No lo pienses más, Señor, que son cosas que pasan: nadie puede prever por dónde va a tirar una bestia herida.
El Señor de la Casa mostraba un rostro desencajado por la furia. ¿También por la pena? En la Casa había quien le puso el alias del Hombre de Piedra, pues ni sudaba ni parecía sentir compasión por nadie ni pena, aunque Eugenio le conocía un poco mejor.
Yo también lo quería, le dijo a su Patrón.
Y yo lo sé, pero así y todo he de pedirte que lo hagas tú. Y que sea cuanto antes. No soporto verle sufrir y creo que tú tampoco.

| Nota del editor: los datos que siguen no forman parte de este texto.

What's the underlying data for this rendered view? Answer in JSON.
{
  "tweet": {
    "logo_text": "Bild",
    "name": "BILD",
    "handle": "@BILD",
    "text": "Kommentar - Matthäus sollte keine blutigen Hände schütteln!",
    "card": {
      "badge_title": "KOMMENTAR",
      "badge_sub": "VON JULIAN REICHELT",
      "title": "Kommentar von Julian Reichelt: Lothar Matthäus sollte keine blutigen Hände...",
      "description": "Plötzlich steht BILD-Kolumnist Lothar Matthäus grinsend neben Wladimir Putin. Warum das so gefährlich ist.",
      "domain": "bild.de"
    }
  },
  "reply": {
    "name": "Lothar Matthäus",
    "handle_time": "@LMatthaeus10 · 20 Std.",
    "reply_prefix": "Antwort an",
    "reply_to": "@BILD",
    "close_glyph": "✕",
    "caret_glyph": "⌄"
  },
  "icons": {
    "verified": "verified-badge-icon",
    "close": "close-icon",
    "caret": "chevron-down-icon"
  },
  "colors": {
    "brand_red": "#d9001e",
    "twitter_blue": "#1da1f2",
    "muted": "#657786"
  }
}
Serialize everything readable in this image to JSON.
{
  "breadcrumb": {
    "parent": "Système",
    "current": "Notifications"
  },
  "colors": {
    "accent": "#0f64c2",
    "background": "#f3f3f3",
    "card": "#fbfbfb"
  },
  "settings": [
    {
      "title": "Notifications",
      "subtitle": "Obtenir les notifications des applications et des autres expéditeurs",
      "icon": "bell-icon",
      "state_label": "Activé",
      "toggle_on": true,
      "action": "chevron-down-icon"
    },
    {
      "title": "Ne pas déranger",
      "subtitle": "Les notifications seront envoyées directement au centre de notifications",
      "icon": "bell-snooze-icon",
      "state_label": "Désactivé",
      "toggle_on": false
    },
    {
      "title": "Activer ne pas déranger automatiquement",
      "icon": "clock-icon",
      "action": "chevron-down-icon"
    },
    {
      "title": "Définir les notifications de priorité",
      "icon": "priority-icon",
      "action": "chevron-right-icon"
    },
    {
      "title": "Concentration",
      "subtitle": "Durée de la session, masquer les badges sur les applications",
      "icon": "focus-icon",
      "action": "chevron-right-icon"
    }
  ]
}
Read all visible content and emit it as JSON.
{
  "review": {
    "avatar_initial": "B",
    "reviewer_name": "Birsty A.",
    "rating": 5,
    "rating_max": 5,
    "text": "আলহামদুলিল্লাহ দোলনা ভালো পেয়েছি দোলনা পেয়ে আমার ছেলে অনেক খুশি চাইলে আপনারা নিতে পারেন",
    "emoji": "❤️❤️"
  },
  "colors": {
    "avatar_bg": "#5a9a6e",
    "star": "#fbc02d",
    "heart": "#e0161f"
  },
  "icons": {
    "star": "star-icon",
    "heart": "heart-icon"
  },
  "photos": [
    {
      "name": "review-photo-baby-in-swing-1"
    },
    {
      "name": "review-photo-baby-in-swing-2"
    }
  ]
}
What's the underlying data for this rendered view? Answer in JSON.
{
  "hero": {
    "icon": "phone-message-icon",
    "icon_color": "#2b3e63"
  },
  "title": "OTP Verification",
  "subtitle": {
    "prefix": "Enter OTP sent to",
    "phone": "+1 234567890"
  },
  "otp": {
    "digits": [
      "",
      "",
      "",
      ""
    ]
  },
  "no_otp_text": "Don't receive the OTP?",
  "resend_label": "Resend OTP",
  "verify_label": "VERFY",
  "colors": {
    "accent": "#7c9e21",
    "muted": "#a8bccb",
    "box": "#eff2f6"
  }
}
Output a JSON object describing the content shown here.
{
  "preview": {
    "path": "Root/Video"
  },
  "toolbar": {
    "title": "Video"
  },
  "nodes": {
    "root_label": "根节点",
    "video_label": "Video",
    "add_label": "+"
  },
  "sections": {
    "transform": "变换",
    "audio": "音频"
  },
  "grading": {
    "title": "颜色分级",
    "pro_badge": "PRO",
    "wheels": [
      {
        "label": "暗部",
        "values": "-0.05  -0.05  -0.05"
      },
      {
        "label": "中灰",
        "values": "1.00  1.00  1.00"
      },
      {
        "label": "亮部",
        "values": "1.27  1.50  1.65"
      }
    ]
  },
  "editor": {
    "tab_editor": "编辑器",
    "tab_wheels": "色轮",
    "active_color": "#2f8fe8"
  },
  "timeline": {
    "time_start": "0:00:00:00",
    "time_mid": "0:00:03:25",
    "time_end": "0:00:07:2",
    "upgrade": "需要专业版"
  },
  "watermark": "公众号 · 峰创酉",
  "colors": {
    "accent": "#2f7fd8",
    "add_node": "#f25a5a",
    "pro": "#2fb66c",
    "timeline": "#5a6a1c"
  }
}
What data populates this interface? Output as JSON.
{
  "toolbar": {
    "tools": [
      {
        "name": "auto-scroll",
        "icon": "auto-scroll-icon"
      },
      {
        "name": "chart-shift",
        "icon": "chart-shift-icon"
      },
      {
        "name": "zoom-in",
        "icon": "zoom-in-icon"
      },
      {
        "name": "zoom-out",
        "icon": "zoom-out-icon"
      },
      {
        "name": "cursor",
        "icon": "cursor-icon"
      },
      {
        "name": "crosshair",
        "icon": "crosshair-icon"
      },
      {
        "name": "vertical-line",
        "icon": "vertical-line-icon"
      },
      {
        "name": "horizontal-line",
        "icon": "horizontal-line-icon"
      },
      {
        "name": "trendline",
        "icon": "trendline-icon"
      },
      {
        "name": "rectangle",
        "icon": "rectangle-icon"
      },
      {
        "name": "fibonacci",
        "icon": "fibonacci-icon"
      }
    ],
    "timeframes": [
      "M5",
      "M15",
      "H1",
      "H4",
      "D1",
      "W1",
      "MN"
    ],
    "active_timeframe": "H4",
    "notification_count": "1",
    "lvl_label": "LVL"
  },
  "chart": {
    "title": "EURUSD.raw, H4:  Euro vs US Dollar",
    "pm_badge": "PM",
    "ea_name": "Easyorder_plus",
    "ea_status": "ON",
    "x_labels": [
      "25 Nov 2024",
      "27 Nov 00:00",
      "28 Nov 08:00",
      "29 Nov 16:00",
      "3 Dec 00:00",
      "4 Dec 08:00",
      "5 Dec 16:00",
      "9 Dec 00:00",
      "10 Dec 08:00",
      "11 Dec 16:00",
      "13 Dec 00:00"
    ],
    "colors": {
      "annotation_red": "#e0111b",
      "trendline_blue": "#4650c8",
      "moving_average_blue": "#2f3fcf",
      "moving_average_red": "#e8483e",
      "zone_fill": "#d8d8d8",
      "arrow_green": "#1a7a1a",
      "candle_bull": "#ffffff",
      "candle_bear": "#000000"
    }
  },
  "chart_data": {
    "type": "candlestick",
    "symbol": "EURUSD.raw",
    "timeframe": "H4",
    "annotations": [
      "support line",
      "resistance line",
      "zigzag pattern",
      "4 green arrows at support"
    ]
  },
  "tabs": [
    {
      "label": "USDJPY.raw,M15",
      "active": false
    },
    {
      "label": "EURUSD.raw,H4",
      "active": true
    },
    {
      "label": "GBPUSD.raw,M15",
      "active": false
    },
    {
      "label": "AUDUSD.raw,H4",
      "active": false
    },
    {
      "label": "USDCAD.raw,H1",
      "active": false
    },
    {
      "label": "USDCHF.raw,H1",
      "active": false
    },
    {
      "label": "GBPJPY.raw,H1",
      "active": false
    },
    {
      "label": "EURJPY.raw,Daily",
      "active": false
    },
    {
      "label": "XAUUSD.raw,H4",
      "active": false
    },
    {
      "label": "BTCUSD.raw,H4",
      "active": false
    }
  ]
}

¡Qué duro cometido! Era como rematar a un amigo, porque amigo mío eres. Y Eugenio ya se encaraba con él, armado de espada, mientras que Bucéfalo le devolvió una última y lacrimosa mirada. Como a sabiendas de que el fin le aguardaba. Una expresión tan humana que dolía, pero esto no ablandó a Eugenio.
No vale la pena, querido amigo. La vida es así: disfrutar a tragos y sufrir, a veces, a grandes tragos también. Pero para ti se ha acabado todo, empezando por el dolor y las penas, afirmó. Y con maestría de carnicero le hundió el hierro en la nuca, eso sí, con un torrente de lágrimas. Y al volverse hacia Víctor, vio que su Señor le miraba con una fijeza inusual.
Lloras por rematar a un caballo y, en cambio, no te tiembla la mano a la hora de afrontar el peligro por mí. No olvidaré este día, Eugenio. No lo olvidaré.
[1] Vinari, letari, ludere, ridere: hoc-est vivere! En realidad, se trata de un juego de palabras, porque vinari hace referencia a cazar y beber vino. Sin embargo, al traducirlo a mi manera, aquí he sustituido disfrutar por cazar, porque en castellano no existe ese juego de palabras. Y al contrario que el primer lema, éste es uno que se conocía en la Casa y lo sabemos por el hallazgo de un simpático cubilete para el juego de dados.
[2] Al final del Imperio, muchos esclavos fueron liberados de derecho, pero se convirtieron en lo que luego se llamarían siervos de la gleba: granjeros que estaban atados a la tierra de sus señores, igual que los árboles o los ríos, y que pagaban a éstos muy altos tributos.
[3] Guerrilleros del final del Imperio, al estilo Espartaco. Según el cronista de la época, Mamertino: se trataba de campesinos ignorantes de las prácticas militares que se aficionaron a ellas y formaron la infantería, mientras los pastores formaban la caballería, con lo que el rústico en general devastando sus propios cultivos imitó al enemigo bárbaro.
[4] Seguramente se trataba de Aracil, en Navarra, aunque es un topónimo frecuente en el Norte de España. También los cántabros libraron su gran batalla en un lugar llamado Aracillum.
[5] Esto es un lema heráldico medieval, pero me sirve para explicar mejor esta lealtad al Patrón que es la base de este feudalismo que por entonces estaba empezando.
[6] El actual río Carrión, que da nombre a mi amado pueblo.